The societal problems we face transcend sectors and disciplines, and while businesses and organizations are well-positioned to solve them, they need responsible leadership. Unfortunately, the future situations students will find themselves in are ambiguous and difficult; determining what’s best for all stakeholders is challenging. The solution is not simply teaching students about corporate social responsibility (CSR) and sustainability, but it also entails giving them hands-on experiences with creative problem-solving about leading responsibly.

This is why we four students, Ben Weymiller, Emily Menz, Nabilla Gunawan, and Ricky Perry with support from the Global Business Center and Foster’s Certificate of International Studies in Business program (CISB), have formed a planning committee for the Global Leadership Summit on April 24th. Its purpose is to convene a campus-wide dialogue on CSR and sustainability in different sectors, and provide practical creative problem-solving experiences for students. A campus that doesn’t speak to these issues in a sustained and comprehensive way is letting its own students down by not properly preparing them for a present and future that demands, if not depends on, greater social responsibility and sustainability in leadership.

The Summit will focus on responsible leadership in socially-responsible business, public health, cross-sector collaboration, and cultivating change in your future career, all in a global context. Through its workshop and panel format, the Summit will provide a space for UW students, the Seattle community, and other curious learners of the Pacific Northwest to engage with real-world cases and discussions on topics related to leading responsibly and sustainably in the world. The element of leadership we believe most fundamental to enacting change is the willingness to learn from everyone and everything, and help others do the same. In the end, the mission of our summit is about helping students become hands-on learners in the field of CSR and sustainability so that when they face ambiguous situations or companies with dubious corporate governance, they can act responsibly and teach others to do the same.

Briefly explanation of how the project will meet the requirements and preferences of the CSF:

  1. Environmental Impact

This kind of public education can have huge implications for how our students come to act mindfully as future leaders, to unite a more and more ideologically polarized world.
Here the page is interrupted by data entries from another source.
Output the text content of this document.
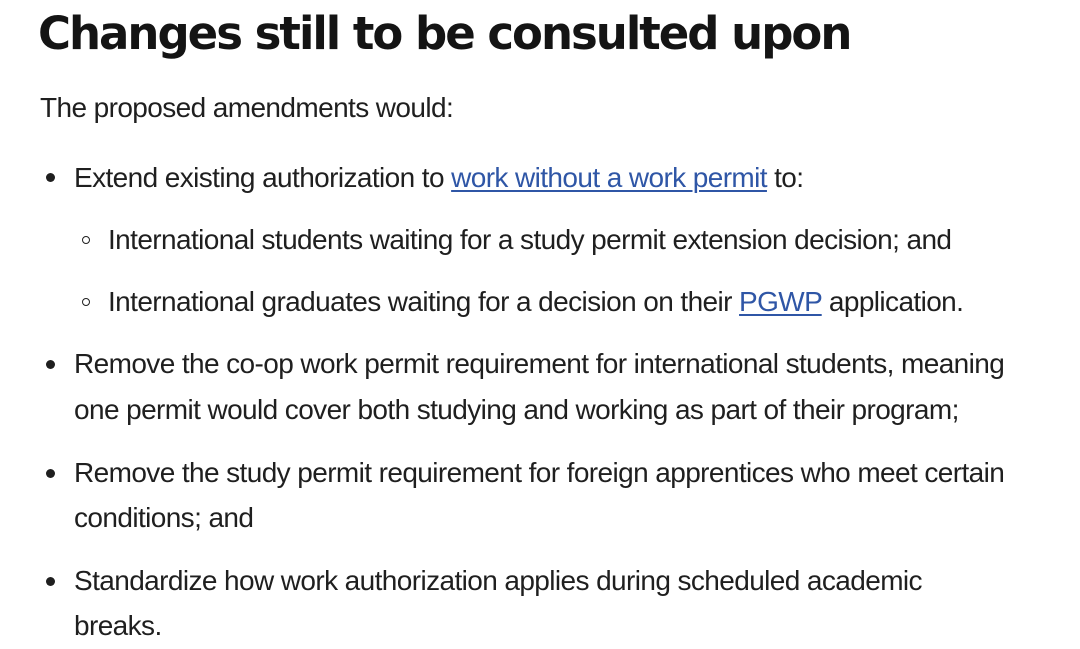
Changes still to be consulted upon

The proposed amendments would:

Extend existing authorization to work without a work permit to:
International students waiting for a study permit extension decision; and
International graduates waiting for a decision on their PGWP application.
Remove the co-op work permit requirement for international students, meaning
one permit would cover both studying and working as part of their program;
Remove the study permit requirement for foreign apprentices who meet certain
conditions; and
Standardize how work authorization applies during scheduled academic
breaks.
Students going into public policy, research, business, and health organizations can catalyze change in their roles that help mitigate and heal our environment. With responsible leaders in our government, corporations, and research institutes, these entities can be more easily enlisted in improving community health, green tech innovation, and ending global hunger. Moreover, students who attend the summit and get involved with environmentally-minded RSOs as a result of mingling at the reception or working together in the workshops will go on to strengthen their RSO’s projects and create a more sustainable campus. 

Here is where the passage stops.